Beim diesjährigen Pflügerwettbewerb der Bauernverbände Nordwestmecklenburg, Parchim und Ludwigslust am 14. April in Kraak sind noch Plätze frei. „Mitmachen lohnt sich“, sagt Brigitte Roost-Krüger von der Agrargemeinschaft Holthusen.

 

Gute Gelegenheit, ins Gespräch zu kommen


Sie schickt in diesem Jahr ihren Azubi Florian Klerch ins Rennen „und das ist nicht nur gut für die Öffentlichkeitsarbeit“. Jedes Jahr berichten die Medien von dem Ereignis, es kommen Tausende Besucher. Sie erleben hautnah, wie die Technik von heute funktioniert. Es ist eine schöne Gelegenheit, bei der Verbraucher ungezwungen mit Vertretern der Landwirtschaft ins Gespräch kommen und ihnen Löcher in den Bauch fragen können.

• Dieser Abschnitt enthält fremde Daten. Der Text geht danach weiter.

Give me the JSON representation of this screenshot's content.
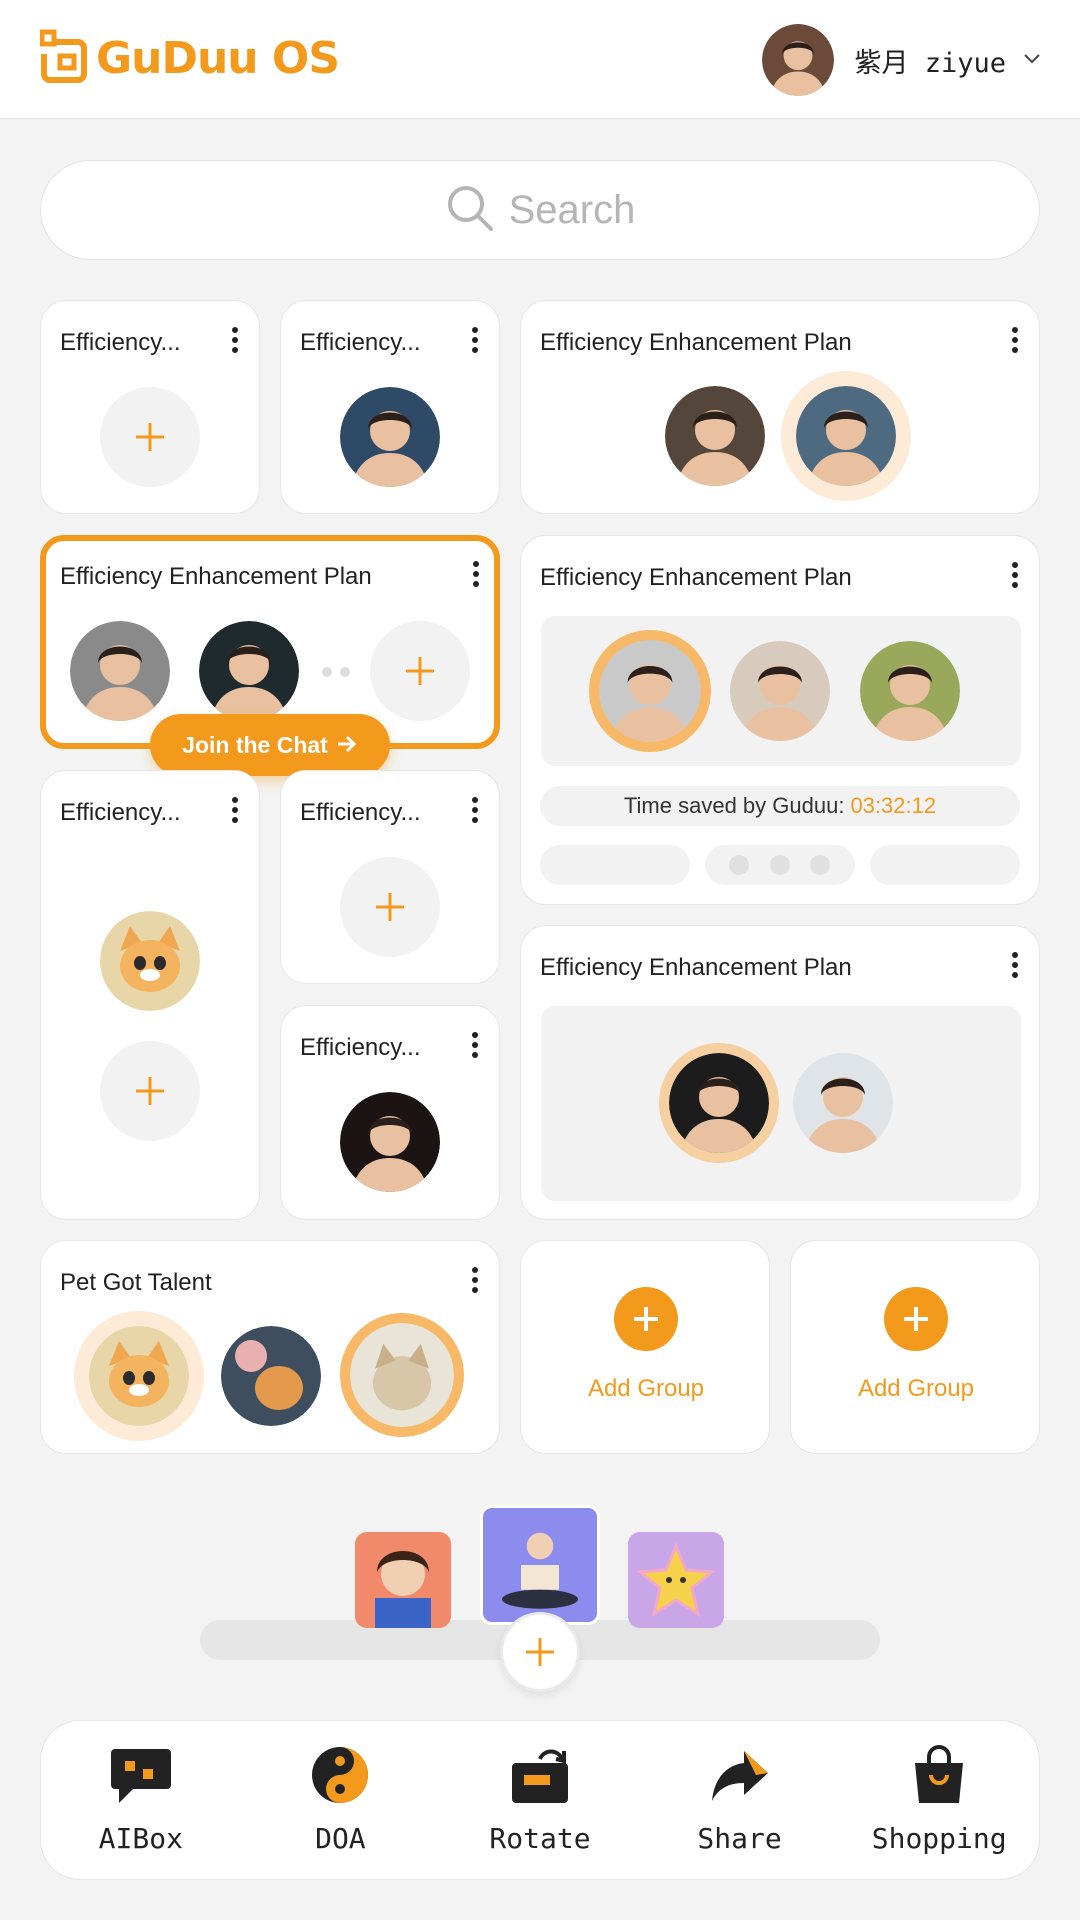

Doch eigentlich geht es ja um etwas ganz anderes: Um Spaß und die Freude am Lernen. Der 16-jährige Azubi von der Agrargemeinschaft Holthusen hat in den vergangenen Jahren schon Erfahrungen beim Oldtimerpflügen gesammelt, ein Publikumsmagnet bei den Veranstaltungen. Dieses Jahr sattelt er auf eine größere Maschine um: Den Fendt Vario 936 mit einem Överum 7-Schar-Drehpflug. Für Florian Klerch wird das quasi eine Premiere, denn bisher hat er noch nicht mit diesem Untersatz gearbeitet und das Training geht erst noch los. Umso mehr freut er sich auf das Leistungspflügen. „Man kann sich mit anderen messen und lernt gleichzeitig durch den Austausch so viel. Man guckt zum Beispiel, wer eine gute Lösung für ein bestimmtes Problem gefunden hat“, so der Azubi. „Und ich freue mich, wenn ich das Neuerlernte dann auf dem Acker sehe“, fügt seine Chefin an.


In diesem Jahr sind der Bauernverband Ludwigslust und der gastgebende Betrieb Hof Karp in Kraak die Ausrichter. Unterstützung kommt zudem vom Staatlichen Amt für Landwirtschaft und Umwelt Westmecklenburg und vom Landkreis Ludwigslust-Parchim. Auch in diesem Jahr ist der Landrat des Kreises, Rolf Christiansen, Schirmherr des Wettbewerbs. Das Pflügen wird aus guten Gründen als „Königsdisziplin“ des Ackerbaus bezeichnet. Mit der Qualität des Pflügens werden wichtige Grundlagen für den Erfolg im Ackerbau gelegt. Unter den strengen Augen der Schiedsrichter gilt es, innerhalb von zwei Stunden eine vorgegebene und exakt eingemessene Parzelle fachgerecht zu pflügen. Dabei muss die vorgegebene Pflugtiefe eingehalten werden. Alle Pflugkörper müssen Furchen gleicher Breite und Tiefe ziehen. Die zu Anfang gezogene Spaltfurche und viele vorgegebene Kriterien werden ebenfalls bewertet.


Der Wettbewerb wird am 14. April um 9.15 Uhr mit den Jagdhornbläsern eröffnet. Im Anschluss an den Hauptwettbewerb, ab ca. 12 Uhr, startet das Oldtimerpflügen. Dieser Programmteil hat sich in den vergangenen Jahren ebenfalls zu einem echten Wettbewerb entwickelt – wenn auch nicht nach so strengen Regeln wie beim klassischen Pflügerwettbewerb. Aber auch hier gibt es Vorgaben, die von der Jury bewertet werden.

 

Schlendern, schauen, kaufen


Begleitet wird der Pflügerwettbewerb von einem bunten Rahmenprogramm. Die Händlermeile lädt Besucher zum Schlendern, Schauen und Kaufen ein, im Festzelt spielt das Banzkower Blasorchester, eine Ausstellung moderner Landtechnik ist zu besichtigen, die Kinder kommen auf ihre Kosten und für das leibliche Wohl ist ebenfalls gesorgt.


Wer nicht nur Zaungast sein will, wenn Landwirte sowie Auszubildende aus den Landkreisen Nordwestmecklenburg und Ludwigslust-Parchim in getrennten Wertungen in den Kategorien Beet- und Drehpflug um die begehrten Siegerpokale kämpfen, kann sich in der Geschäftsstelle des Bauernverbandes Ludwigslust e.V. unter Tel.: (03 87 4) 29 00 4 bis zum 30. März anmelden.